Le sénateur LR n’est pas le seul à souligner que ces enjeux prennent une autre dimension à moins de quatre mois des élections européennes. « Cela prouve que la Commission est fondamentalement très technocrate », a critiqué Jacques Bigot, sur notre antenne, ce mercredi après-midi.
« Très inquiet de l’impact politique de telles décisions sur les européennes »
« À la fois, elle semble ne pas mesurer l’importance de la mondialisation et de la concurrence mondiale […] Et en même temps, on sent bien qu’elle ne se préoccupe pas des réalités de l’emploi sur nos territoires », a ajouté le sénateur socialiste, ancien vice-président d’une mission d’information sur Alstom au Sénat. « Je suis très inquiet de l’impact politique que de telles décisions pourraient avoir dans quelques mois lors des élections européennes. »
Alstom-Siemens : Bigot « très inquiet de l’impact de telles décisions sur les européennes »
Jacques Bigot (PS), « très inquiet de l’impact de telles décisions sur les européennes »
Le président du groupe Union centriste, Hervé Marseille, a lui aussi accueilli la nouvelle avec véhémence. « L’Europe tue l’Europe, et c’est cela que nous ne voulons plus », a tweeté ce cadre de l’UDI, l’un des partis les plus europhiles sur l’échiquier politique.
La présidente de la commission des Affaires économiques du Sénat, la sénatrice (LR), Sophie Primas, appelle aussi de son côté à modifier des règles de la concurrence devenues « obsolètes ». « Leur interprétation aveugle sont des aberrations économiques qui vont à l’encontre des intérêts français et européens », a-t-elle dénoncé.
Recherche d’un rapprochement avec Thalès
Avant que cette mise à jour ne se fasse un jour, plusieurs sénateurs appellent le gouvernement à réagir et à trouver une porte de sortie. « Je suggère au gouvernement de travailler sur la recherche d’un accord national, pour renforcer Alstom, Thalès, avec peut-être des concours de la Caisse des dépôts et consignations », a conseillé Jacques Bigot.
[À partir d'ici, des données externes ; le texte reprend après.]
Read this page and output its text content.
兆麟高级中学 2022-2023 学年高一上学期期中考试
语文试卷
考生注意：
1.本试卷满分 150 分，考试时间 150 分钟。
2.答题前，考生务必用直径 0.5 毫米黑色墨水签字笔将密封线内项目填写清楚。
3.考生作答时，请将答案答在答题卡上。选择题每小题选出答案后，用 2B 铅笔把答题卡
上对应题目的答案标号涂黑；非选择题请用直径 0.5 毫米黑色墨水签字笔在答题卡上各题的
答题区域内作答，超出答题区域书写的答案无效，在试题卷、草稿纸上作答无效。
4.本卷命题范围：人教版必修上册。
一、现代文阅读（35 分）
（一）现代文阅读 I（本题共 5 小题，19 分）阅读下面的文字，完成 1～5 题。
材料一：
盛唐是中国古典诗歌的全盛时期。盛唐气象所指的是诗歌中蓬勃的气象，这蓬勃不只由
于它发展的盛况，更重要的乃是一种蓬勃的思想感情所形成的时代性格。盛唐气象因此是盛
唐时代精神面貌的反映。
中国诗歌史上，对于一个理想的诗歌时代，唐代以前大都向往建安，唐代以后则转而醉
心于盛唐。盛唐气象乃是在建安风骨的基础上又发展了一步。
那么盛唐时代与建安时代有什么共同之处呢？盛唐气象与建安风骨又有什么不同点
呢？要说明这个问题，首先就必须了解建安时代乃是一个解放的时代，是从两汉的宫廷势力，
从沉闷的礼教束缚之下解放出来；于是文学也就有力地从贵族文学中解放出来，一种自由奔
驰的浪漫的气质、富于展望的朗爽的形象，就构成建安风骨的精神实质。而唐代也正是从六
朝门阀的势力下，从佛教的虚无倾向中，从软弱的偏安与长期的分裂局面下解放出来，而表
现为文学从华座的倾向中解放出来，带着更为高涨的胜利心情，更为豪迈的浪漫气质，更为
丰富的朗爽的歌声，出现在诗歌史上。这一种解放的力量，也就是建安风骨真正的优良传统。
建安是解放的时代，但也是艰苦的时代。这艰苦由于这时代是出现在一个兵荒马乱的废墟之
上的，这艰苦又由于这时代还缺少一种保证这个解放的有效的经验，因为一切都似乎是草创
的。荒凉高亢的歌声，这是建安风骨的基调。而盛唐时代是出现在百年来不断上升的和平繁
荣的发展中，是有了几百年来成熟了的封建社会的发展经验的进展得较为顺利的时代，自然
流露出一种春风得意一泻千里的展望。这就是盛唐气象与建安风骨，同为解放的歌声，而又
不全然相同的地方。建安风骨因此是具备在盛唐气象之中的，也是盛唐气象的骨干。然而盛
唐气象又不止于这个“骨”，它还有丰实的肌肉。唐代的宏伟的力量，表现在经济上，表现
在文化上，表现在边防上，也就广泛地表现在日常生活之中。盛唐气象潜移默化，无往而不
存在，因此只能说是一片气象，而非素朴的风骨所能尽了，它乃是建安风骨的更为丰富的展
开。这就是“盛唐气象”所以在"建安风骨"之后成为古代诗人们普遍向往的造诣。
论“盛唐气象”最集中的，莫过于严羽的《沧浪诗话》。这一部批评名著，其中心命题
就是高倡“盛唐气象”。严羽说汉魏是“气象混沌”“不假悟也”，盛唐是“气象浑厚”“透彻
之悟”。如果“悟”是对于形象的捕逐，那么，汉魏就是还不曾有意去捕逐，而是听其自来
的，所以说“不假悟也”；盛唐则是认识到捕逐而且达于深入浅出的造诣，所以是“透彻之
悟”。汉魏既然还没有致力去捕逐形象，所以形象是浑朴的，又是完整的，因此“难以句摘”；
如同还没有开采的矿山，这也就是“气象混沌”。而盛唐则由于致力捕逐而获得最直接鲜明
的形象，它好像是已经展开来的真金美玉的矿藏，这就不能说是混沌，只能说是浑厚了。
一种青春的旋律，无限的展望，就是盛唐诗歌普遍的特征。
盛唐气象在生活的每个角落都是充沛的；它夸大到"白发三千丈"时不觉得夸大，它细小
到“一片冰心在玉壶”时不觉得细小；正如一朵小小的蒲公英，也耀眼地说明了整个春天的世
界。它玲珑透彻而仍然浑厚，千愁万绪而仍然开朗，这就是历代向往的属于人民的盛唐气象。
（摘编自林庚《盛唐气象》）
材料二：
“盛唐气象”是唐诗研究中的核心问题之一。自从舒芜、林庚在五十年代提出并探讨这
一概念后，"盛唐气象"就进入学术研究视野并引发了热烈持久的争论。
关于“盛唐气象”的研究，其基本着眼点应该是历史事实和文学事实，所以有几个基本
Ce rapprochement avec Thalès, Bruno Le Maire ne l’a pas exclu aujourd’hui. Le ministre envisage tous les scénarios.
Cédric Perrin plaide, lui, pour la création d’alliances industrielles et celle d’une « coentreprise », répartie à 50-50 entre Alstom et un partenaire.
« Prudent », après le résultat de la fusion entre General Electric et la branche énergie d’Alstom, Cédric Perrin garde quand même la « conviction » que des « regroupements sont nécessaires afin d’atteindre des tailles critiques capables d’affronter la concurrence ».
Au sein du groupe communiste du Sénat, Fabien Gay, qui parle d’ « absorption », se « félicite que ce projet capote ». « On considère pour notre part que c’était un scandale d’État d’aller donner Alstom à Siemens. » Pour lui, ce dossier, asymétrique, comportait de trop nombreux risques sur le maintien des sites industriels en France. « On n’est pas contre une coopération ou un groupement industriel – l’intersyndicale y est favorable – mais là c’était une donation. Ce n’est pas du tout un Airbus du ferroviaire, les États n’en font pas du tout partie. »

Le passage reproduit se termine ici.